The complaint also alleges JLL engaged in widespread unlicensed real estate activities.
But when Steinfeld took her findings upstairs, she claims executives ignored her and retaliated by stopping her from mixing with new colleagues after JLL acquired a competitor. The complaint claimed that hindered her ability to perform her duties and caused a dip in her revenue—something the suit alleges was “a pretext to terminate her employment as retaliation for reporting concerns.”
Before she was fired, Steinfeld received multiple awards at the company, and was recognized as a “gold achiever” just months earlier, according to her complaint.
And though it’s too early to tell how much money might allegedly have been siphoned, Brown said he suspects it could be millions, based on how widespread the practices allegedly were.
Brown called the case “a template for a whistleblower action.”
“It involves a woman who was very detail-oriented, who, not for purposes of claim-building but because of the concerns she had, was very good at record keeping,” Brown said. “And so I think, for lawyers, this case as it progresses will be a very fine example of a whistleblower action brought for proper purposes.”
And because the allegations span multiple offices, Brown said his team is open to hearing from anyone with further information.

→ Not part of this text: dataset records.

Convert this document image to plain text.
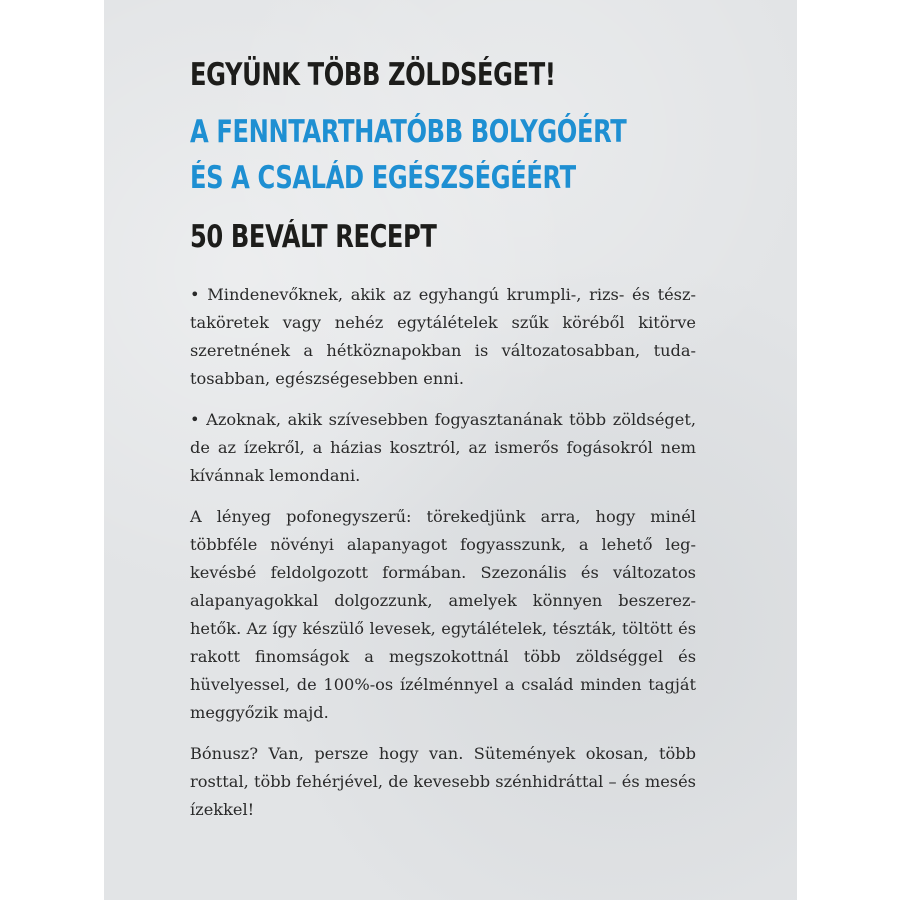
EGYÜNK TÖBB ZÖLDSÉGET!
A FENNTARTHATÓBB BOLYGÓÉRT
ÉS A CSALÁD EGÉSZSÉGÉÉRT
50 BEVÁLT RECEPT

• Mindenevőknek, akik az egyhangú krumpli-, rizs- és tésztaköretek vagy nehéz egytálételek szűk köréből kitörve szeretnének a hétköznapokban is változatosabban, tudatosabban, egészségesebben enni.

• Azoknak, akik szívesebben fogyasztanának több zöldséget, de az ízekről, a házias kosztról, az ismerős fogásokról nem kívánnak lemondani.

A lényeg pofonegyszerű: törekedjünk arra, hogy minél többféle növényi alapanyagot fogyasszunk, a lehető legkevésbé feldolgozott formában. Szezonális és változatos alapanyagokkal dolgozzunk, amelyek könnyen beszerezhetők. Az így készülő levesek, egytálételek, tészták, töltött és rakott finomságok a megszokottnál több zöldséggel és hüvelyessel, de 100%-os ízélménnyel a család minden tagját meggyőzik majd.

Bónusz? Van, persze hogy van. Sütemények okosan, több rosttal, több fehérjével, de kevesebb szénhidráttal – és mesés ízekkel!
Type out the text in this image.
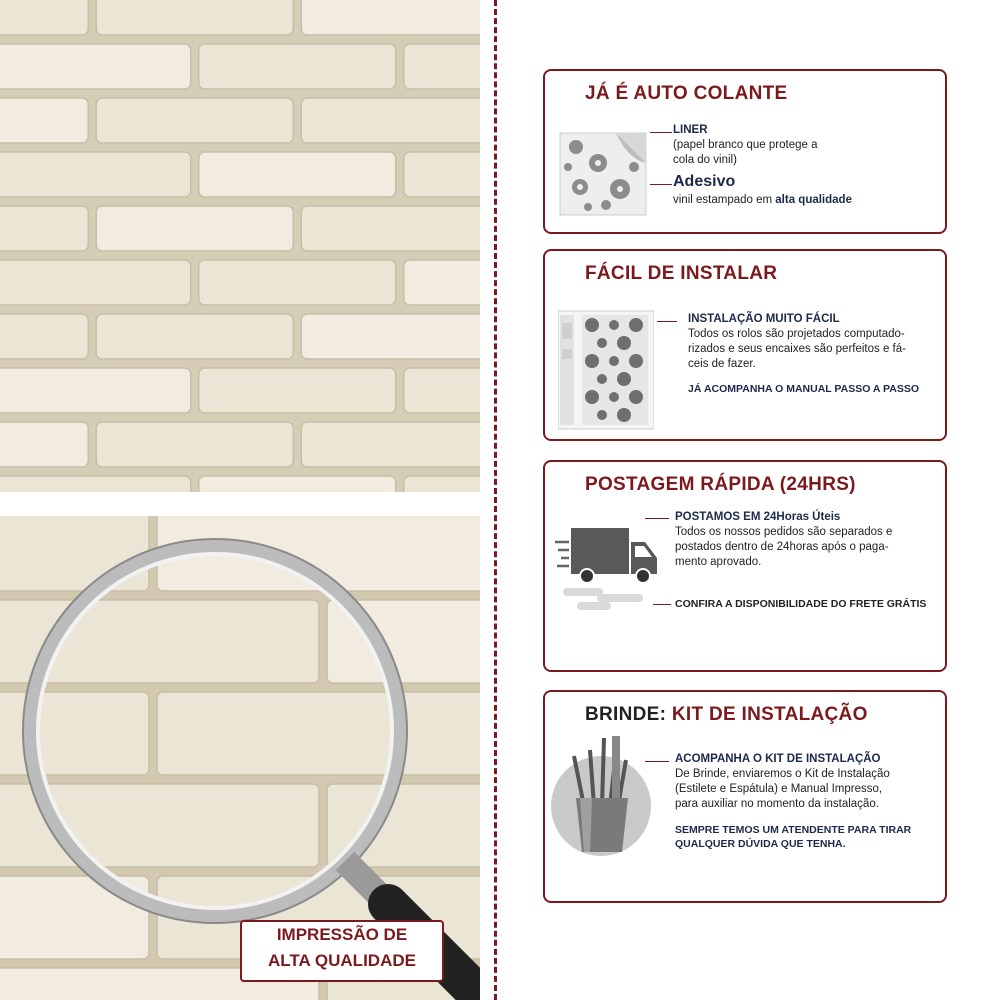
IMPRESSÃO DE
ALTA QUALIDADE
JÁ É AUTO COLANTE
LINER
(papel branco que protege a
cola do vinil)
Adesivo
vinil estampado em alta qualidade
FÁCIL DE INSTALAR
INSTALAÇÃO MUITO FÁCIL
Todos os rolos são projetados computado-
rizados e seus encaixes são perfeitos e fá-
ceis de fazer.
JÁ ACOMPANHA O MANUAL PASSO A PASSO
POSTAGEM RÁPIDA (24HRS)
POSTAMOS EM 24Horas Úteis
Todos os nossos pedidos são separados e
postados dentro de 24horas após o paga-
mento aprovado.
CONFIRA A DISPONIBILIDADE DO FRETE GRÁTIS
BRINDE: KIT DE INSTALAÇÃO
ACOMPANHA O KIT DE INSTALAÇÃO
De Brinde, enviaremos o Kit de Instalação
(Estilete e Espátula) e Manual Impresso,
para auxiliar no momento da instalação.
SEMPRE TEMOS UM ATENDENTE PARA TIRAR
QUALQUER DÚVIDA QUE TENHA.
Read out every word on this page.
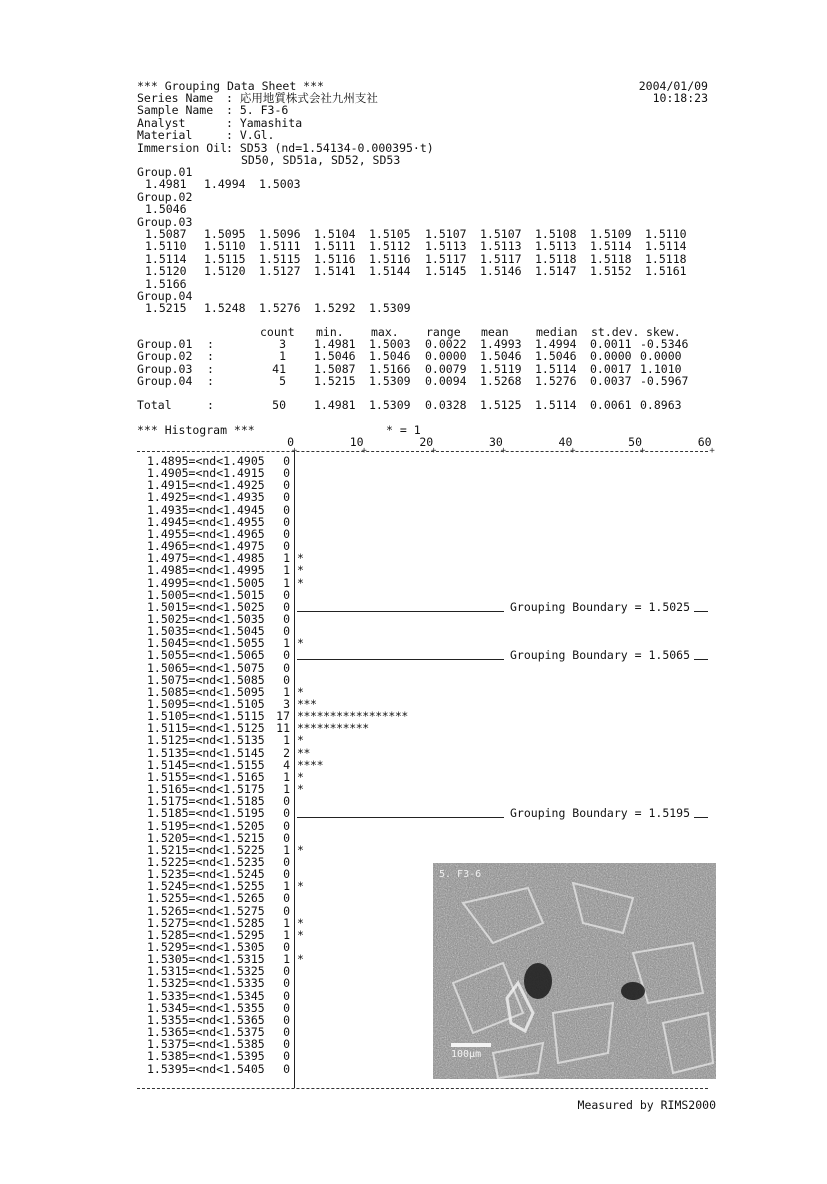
*** Grouping Data Sheet ***	2004/01/09
10:18:23
Series Name : 応用地質株式会社九州支社
Sample Name : 5. F3-6
Analyst	: Yamashita
Material	: V.Gl.
Immersion Oil
: SD53 (nd=1.54134-0.000395·t)
SD50, SD51a, SD52, SD53
Group.01
1.4981 1.4994 1.5003
Group.02
1.5046
Group.03
1.5087 1.5095 1.5096 1.5104 1.5105 1.5107 1.5107 1.5108 1.5109 1.5110
1.5110 1.5110 1.5111 1.5111 1.5112 1.5113 1.5113 1.5113 1.5114 1.5114
1.5114 1.5115 1.5115 1.5116 1.5116 1.5117 1.5117 1.5118 1.5118 1.5118
1.5120 1.5120 1.5127 1.5141 1.5144 1.5145 1.5146 1.5147 1.5152 1.5161
1.5166
Group.04
1.5215 1.5248 1.5276 1.5292 1.5309
count min. max. range mean median st.dev. skew.
Group.01 :	3 1.4981 1.5003 0.0022 1.4993 1.4994 0.0011 -0.5346
Group.02 :	1 1.5046 1.5046 0.0000 1.5046 1.5046 0.0000 0.0000
Group.03 :	41 1.5087 1.5166 0.0079 1.5119 1.5114 0.0017 1.1010
Group.04 :	5 1.5215 1.5309 0.0094 1.5268 1.5276 0.0037 -0.5967
Total	:	50 1.4981 1.5309 0.0328 1.5125 1.5114 0.0061 0.8963
*** Histogram ***	* = 1
0
+
10
+
20
+
30
+
40
+
50
+
60
+
1.4895=<nd<1.4905	0
1.4905=<nd<1.4915	0
1.4915=<nd<1.4925	0
1.4925=<nd<1.4935	0
1.4935=<nd<1.4945	0
1.4945=<nd<1.4955	0
1.4955=<nd<1.4965	0
1.4965=<nd<1.4975	0
1.4975=<nd<1.4985	1 *
1.4985=<nd<1.4995	1 *
1.4995=<nd<1.5005	1 *
1.5005=<nd<1.5015	0
1.5015=<nd<1.5025	0	Grouping Boundary = 1.5025
1.5025=<nd<1.5035	0
1.5035=<nd<1.5045	0
1.5045=<nd<1.5055	1 *
1.5055=<nd<1.5065	0	Grouping Boundary = 1.5065
1.5065=<nd<1.5075	0
1.5075=<nd<1.5085	0
1.5085=<nd<1.5095	1 *
1.5095=<nd<1.5105	3 ***
1.5105=<nd<1.5115 17 *****************
1.5115=<nd<1.5125 11 ***********
1.5125=<nd<1.5135	1 *
1.5135=<nd<1.5145	2 **
1.5145=<nd<1.5155	4 ****
1.5155=<nd<1.5165	1 *
1.5165=<nd<1.5175	1 *
1.5175=<nd<1.5185	0
1.5185=<nd<1.5195	0	Grouping Boundary = 1.5195
1.5195=<nd<1.5205	0
1.5205=<nd<1.5215	0
1.5215=<nd<1.5225	1 *
1.5225=<nd<1.5235	0
1.5235=<nd<1.5245	0
1.5245=<nd<1.5255	1 *
1.5255=<nd<1.5265	0
1.5265=<nd<1.5275	0
1.5275=<nd<1.5285	1 *
1.5285=<nd<1.5295	1 *
1.5295=<nd<1.5305	0
1.5305=<nd<1.5315	1 *
1.5315=<nd<1.5325	0
1.5325=<nd<1.5335	0
1.5335=<nd<1.5345	0
1.5345=<nd<1.5355	0
1.5355=<nd<1.5365	0
1.5365=<nd<1.5375	0
1.5375=<nd<1.5385	0
1.5385=<nd<1.5395	0
1.5395=<nd<1.5405	0
5. F3-6
100μm
Measured by RIMS2000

“We’re talking about a significant company, and we certainly would be interested to talk to anybody that has information relevant to the claims made,” Brown said. “I think what you’re seeing here truly is a woman who was motivated by a sense of right and wrong, and really found it to be her duty to report what she was finding internally.”
U.S. District Judge Martha Pacold will preside over the litigation in the Northern District of Illinois.